The Scottish daily death numbers certainly miss some people who have died from COVID-19. The English daily death numbers certainly count some people who haven’t died from COVID-19.
In email correspondence with this author, Professor Reicher denied that the statements “Scots are not currently dying” and “Zero COVID deaths in Scotland” were false. For a member of the Scottish Government’s COVID-19 Advisory Group to deny that people in Scotland are currently dying of COVID-19 is truly alarming.
Professor Sridhar has also chipped in with similarly misleading remarks: “0 deaths for 12 days” she tweeted on 28th July.
With the zero deaths number reported at each day’s press conference, and amplified by these Scottish Government advisers, it’s little wonder that headlines appear daily in the Scottish press lauding the number of days Scotland has gone without a death from COVID-19. The NRS report is not ignored by Sturgeon – she covers it once a week at her press conference, and she does so accurately and fairly. But it receives far less attention in the press than the “zero deaths” story.
In an email to this author, Professor Reicher defended his pushing of the “zero deaths” narrative and said: “… all this is a distraction from the larger point that Scotland is doing better than England, that we need to ask why and learn from it in order to save lives in England.”
Is this really the “larger point” that Scottish Government advisers should be focusing on? Is it even true?
The chart below shows (for England, Scotland, and Wales) deaths registered per million population, where COVID-19 was mentioned on the death certificate (so the data is genuinely comparable).

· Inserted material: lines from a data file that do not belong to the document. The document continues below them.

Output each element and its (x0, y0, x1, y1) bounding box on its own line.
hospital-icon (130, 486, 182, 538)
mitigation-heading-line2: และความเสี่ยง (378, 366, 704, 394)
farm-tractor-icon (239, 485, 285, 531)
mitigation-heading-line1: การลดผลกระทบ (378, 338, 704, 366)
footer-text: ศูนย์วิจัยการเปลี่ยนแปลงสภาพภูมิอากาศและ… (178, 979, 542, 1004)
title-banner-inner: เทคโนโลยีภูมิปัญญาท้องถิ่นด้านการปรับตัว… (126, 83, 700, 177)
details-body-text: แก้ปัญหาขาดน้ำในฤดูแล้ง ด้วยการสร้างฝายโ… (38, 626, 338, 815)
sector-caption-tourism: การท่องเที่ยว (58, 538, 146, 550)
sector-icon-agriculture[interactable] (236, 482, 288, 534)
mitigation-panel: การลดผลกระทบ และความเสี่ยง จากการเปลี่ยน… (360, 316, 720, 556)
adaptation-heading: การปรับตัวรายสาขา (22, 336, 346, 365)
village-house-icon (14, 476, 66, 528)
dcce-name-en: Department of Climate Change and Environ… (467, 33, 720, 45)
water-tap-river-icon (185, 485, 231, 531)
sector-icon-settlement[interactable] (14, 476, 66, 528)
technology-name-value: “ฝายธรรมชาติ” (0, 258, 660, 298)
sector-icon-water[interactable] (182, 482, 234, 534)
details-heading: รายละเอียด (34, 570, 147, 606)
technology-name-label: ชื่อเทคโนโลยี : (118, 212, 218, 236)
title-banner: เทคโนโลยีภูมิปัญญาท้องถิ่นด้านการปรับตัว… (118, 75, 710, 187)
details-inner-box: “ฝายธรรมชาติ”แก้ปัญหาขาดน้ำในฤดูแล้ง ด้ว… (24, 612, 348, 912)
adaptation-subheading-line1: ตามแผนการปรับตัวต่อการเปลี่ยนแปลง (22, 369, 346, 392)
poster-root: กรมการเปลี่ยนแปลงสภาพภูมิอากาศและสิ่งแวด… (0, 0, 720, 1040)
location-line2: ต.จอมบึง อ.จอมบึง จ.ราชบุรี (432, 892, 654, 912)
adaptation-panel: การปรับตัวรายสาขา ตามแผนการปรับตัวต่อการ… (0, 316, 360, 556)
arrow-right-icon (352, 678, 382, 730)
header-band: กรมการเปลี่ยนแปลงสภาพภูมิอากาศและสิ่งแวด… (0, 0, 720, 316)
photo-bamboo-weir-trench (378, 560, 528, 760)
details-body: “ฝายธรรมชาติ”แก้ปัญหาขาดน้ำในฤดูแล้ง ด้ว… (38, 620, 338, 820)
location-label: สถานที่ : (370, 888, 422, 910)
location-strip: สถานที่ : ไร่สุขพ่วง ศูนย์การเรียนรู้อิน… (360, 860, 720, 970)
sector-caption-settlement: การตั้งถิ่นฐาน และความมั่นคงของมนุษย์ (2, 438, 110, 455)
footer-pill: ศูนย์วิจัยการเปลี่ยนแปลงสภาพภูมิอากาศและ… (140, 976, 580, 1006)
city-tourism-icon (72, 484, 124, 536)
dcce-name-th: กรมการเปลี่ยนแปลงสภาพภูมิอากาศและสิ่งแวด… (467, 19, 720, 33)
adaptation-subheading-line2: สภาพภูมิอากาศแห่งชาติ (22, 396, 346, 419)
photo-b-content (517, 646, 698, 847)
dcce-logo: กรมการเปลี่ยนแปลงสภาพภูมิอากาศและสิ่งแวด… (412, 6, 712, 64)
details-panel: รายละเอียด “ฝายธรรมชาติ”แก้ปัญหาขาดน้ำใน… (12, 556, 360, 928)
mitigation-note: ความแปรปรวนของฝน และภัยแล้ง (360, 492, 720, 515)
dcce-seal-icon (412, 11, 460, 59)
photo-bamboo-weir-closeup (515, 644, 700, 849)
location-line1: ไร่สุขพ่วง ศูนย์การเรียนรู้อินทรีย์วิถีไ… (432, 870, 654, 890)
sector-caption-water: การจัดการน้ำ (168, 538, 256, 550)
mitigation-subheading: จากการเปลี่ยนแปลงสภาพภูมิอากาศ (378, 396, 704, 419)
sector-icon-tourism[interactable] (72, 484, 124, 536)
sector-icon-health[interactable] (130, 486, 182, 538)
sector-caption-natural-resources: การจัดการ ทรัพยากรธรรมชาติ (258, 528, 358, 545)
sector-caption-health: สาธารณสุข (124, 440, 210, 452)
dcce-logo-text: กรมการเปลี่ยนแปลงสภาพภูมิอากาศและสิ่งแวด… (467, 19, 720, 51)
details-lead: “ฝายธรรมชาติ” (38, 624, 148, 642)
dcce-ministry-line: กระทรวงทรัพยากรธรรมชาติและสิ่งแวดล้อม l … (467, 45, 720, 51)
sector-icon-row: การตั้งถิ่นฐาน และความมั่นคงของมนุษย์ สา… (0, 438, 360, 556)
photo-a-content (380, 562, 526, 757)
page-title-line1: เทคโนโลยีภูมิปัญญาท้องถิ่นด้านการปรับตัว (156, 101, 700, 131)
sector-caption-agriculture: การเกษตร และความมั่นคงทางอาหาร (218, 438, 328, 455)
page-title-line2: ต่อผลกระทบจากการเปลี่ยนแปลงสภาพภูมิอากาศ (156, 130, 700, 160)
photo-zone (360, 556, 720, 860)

There is clearly very little to choose between England, Scotland, and Wales. And of course this chart does not take into account demographic variations.
The region of England which Scotland most closely resembles demographically is the South West. Scotland and South West England have very similar population sizes, and their largest cities – Bristol and Glasgow – are of roughly the same size.
The charts below (sourced directly from NRS and ONS respectively) show directly comparable data on deaths by week of registration, where COVID-19 was mentioned in the death certificate, for Scotland and South West England.
To the naked eye they look very similar, but South West England has actually had considerably fewer COVID-19 deaths than Scotland: 2,878 vs 4,201 (through 24th July in England and 26th July in Scotland).
In the most recent 4 weeks of comparable data (through 24th July in England and 26th July in Scotland), there were 40 COVID-19 deaths in South West England vs 45 in Scotland.
So, overall Scotland has done rather worse than South West England, and on the most recent data there is nothing to choose between them.
It is clearly too soon to judge the effectiveness of different nations’ responses to COVID-19, but headlines based on a metric which understates the true extent of COVID-19 deaths in Scotland are fuelling an unwarranted narrative of Scottish exceptionalism. It is troubling that Scottish Government advisers are using their platforms to promote misleading and partial data.